Abstract

Rarefaction of the renal microvasculature correlates with declining kidney function. However, current technologies commonly used for its evaluation are limited by their reliance on endothelial cell antigen expression and assessment in two dimensions. We set out to establish a widely applicable and unbiased optical sectioning method to enable three dimensional imaging and reconstruction of the renal microvessels based on their luminal filling. The kidneys of subtotally nephrectomized (SNx) rats and their sham-operated counterparts were subjected to either routine two-dimensional immunohistochemistry or the novel technique of fluorescent microangiography (FMA). The latter was achieved by perfusion of the kidney with an agarose suspension of fluorescent polystyrene microspheres followed by optical sectioning of 200 µm thick cross-sections using a confocal microscope. The fluorescent microangiography method enabled the three-dimensional reconstruction of virtual microvascular casts and confirmed a reduction in both glomerular and peritubular capillary density in the kidneys of SNx rats, despite an overall increase in glomerular volume.
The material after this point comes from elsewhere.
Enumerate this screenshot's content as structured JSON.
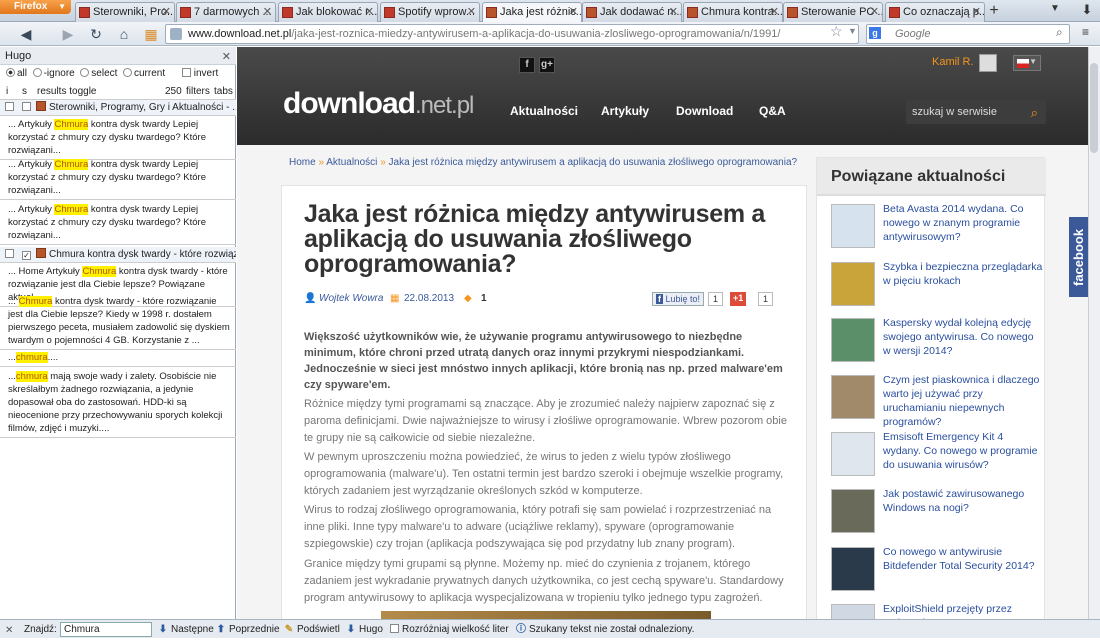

FMA is an uncomplicated technique for evaluating the renal microvasculature that circumvents many of the limitations imposed by conventional analysis of two-dimensional tissue sections.

Highlights

  • Glomerular and peritubular capillary loss are major histopathological features of most forms of chronic kidney disease (CKD) that, by predisposing to tissue hypoxia, are fundamentally linked to its progression [1]

  • In comparison to sham-operated animals, SNx rats demonstrated an increase in systolic blood pressure (SBP) and urine protein excretion with a decline in glomerular filtration rate (GFR) (Table 1)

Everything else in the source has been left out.